There was encouraging news Tuesday when the Bush administration unveiled its national anti-drug strategy here in Denver: Overall, teen drug use is down. White House drug czar John P. Walters said the decline amounts to 19 percent since 2001. That’s 700,000 fewer teens using drugs, an impressive decline. And though the nation, and Colorado, have a long way to go, it’s great to see progress.
Walters says he traveled to Denver to release the administration’s annual drug control strategy because the city is a “model of what we see and what we’re trying to face.” He dismissed cynics who wondered if he chose Denver because a majority of voters last fall approved legalizing adults’ possession of less than an ounce of marijuana. (A similar proposal could be on the statewide ballot this November.) Even if he did, who could argue that drug use is a serious problem among our youth or that marijuana is the drug of choice?
Overall drug use is declining in Denver and in Colorado as a whole, yet it is clear from an October report from the state Department of Human Services’ Alcohol and Drug Abuse Division that the state faces serious challenges. There are an estimated 253,000 substance abusers in Colorado 12 years of age and older; a 2005 national study ranked Colorado first among the states in illicit drug use, other than marijuana, and in the use of cocaine in the previous year. The drug-related death rate per 100,000 population rose from 39.3 in 2002 to 41.8 in 2003, the report said.
This year’s White House strategy amounts to an expansion of efforts started in the past, such as encouraging more high schools to screen students for drug use and developing more treatment programs.
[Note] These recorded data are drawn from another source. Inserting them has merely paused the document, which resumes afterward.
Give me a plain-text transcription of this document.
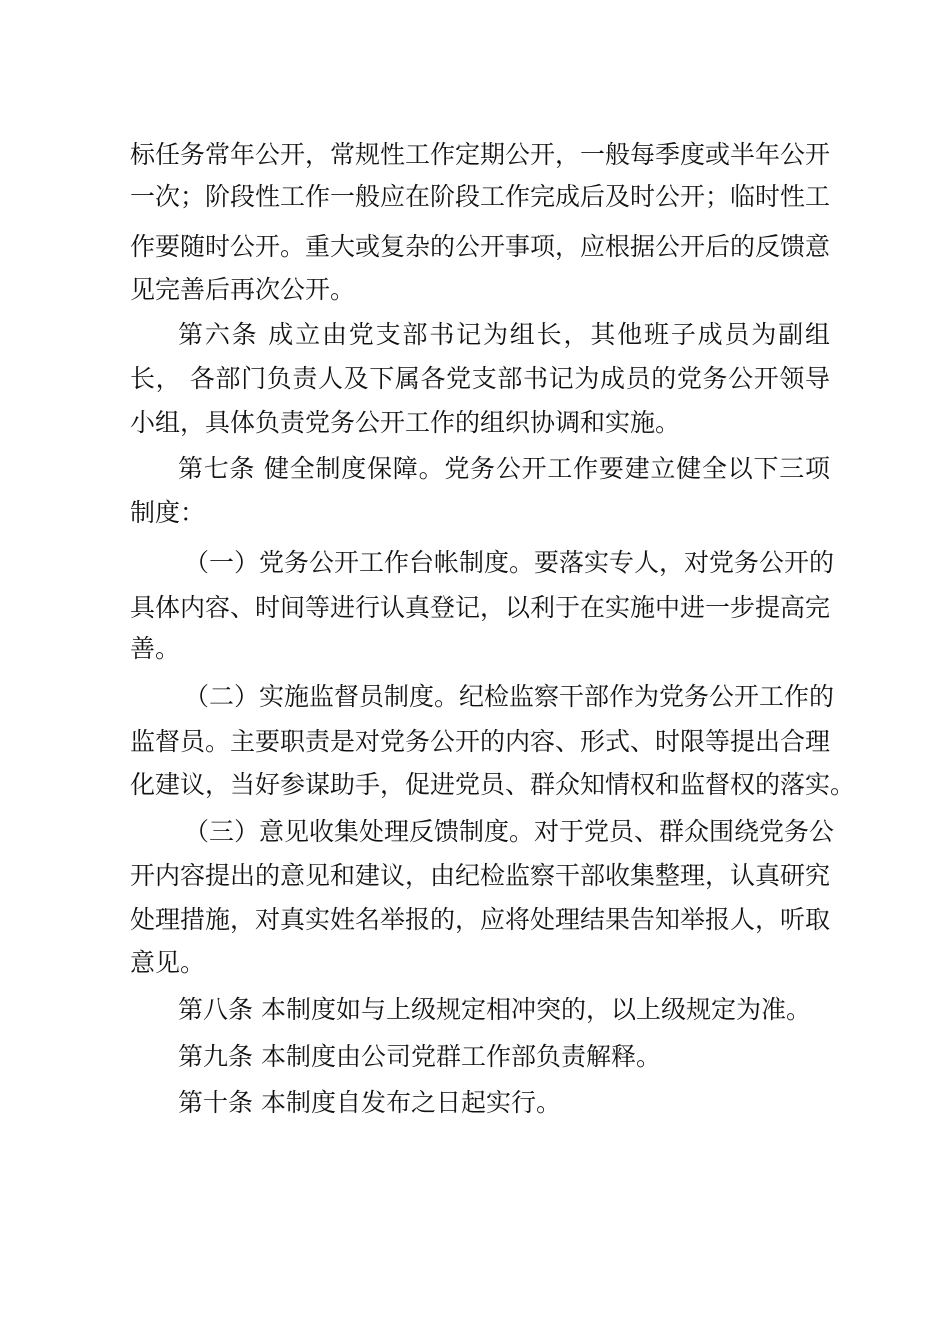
标任务常年公开，常规性工作定期公开，一般每季度或半年公开
一次；阶段性工作一般应在阶段工作完成后及时公开；临时性工
作要随时公开。重大或复杂的公开事项，应根据公开后的反馈意
见完善后再次公开。
第六条 成立由党支部书记为组长，其他班子成员为副组
长， 各部门负责人及下属各党支部书记为成员的党务公开领导
小组，具体负责党务公开工作的组织协调和实施。
第七条 健全制度保障。党务公开工作要建立健全以下三项
制度：
（一）党务公开工作台帐制度。要落实专人，对党务公开的
具体内容、时间等进行认真登记，以利于在实施中进一步提高完
善。
（二）实施监督员制度。纪检监察干部作为党务公开工作的
监督员。主要职责是对党务公开的内容、形式、时限等提出合理
化建议，当好参谋助手，促进党员、群众知情权和监督权的落实。
（三）意见收集处理反馈制度。对于党员、群众围绕党务公
开内容提出的意见和建议，由纪检监察干部收集整理，认真研究
处理措施，对真实姓名举报的，应将处理结果告知举报人，听取
意见。
第八条 本制度如与上级规定相冲突的，以上级规定为准。
第九条 本制度由公司党群工作部负责解释。
第十条 本制度自发布之日起实行。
Walters said the number of districts participating has grown by about one a week since last spring.
Walters presented the 2006 strategy at a University of Colorado School of Medicine youth substance abuse center located at the Fort Logan mental health campus. He said that nationwide more youths seek treatment for marijuana use than for alcohol or other drugs. Gov. Bill Owens accompanied Walters and warned that marijuana is a precursor to greater drug use. He also vowed that if an initiative makes it to the November ballot in Colorado proposing to legalize an ounce of marijuana for people 21 or older, a huge effort would be mobilized to oppose it.
Denver’s chief prosecutor Mitch Morrissey said drug use among Denver youth not only mimics national trends, but this generation of city kids is “getting in trouble less” than their predecessors.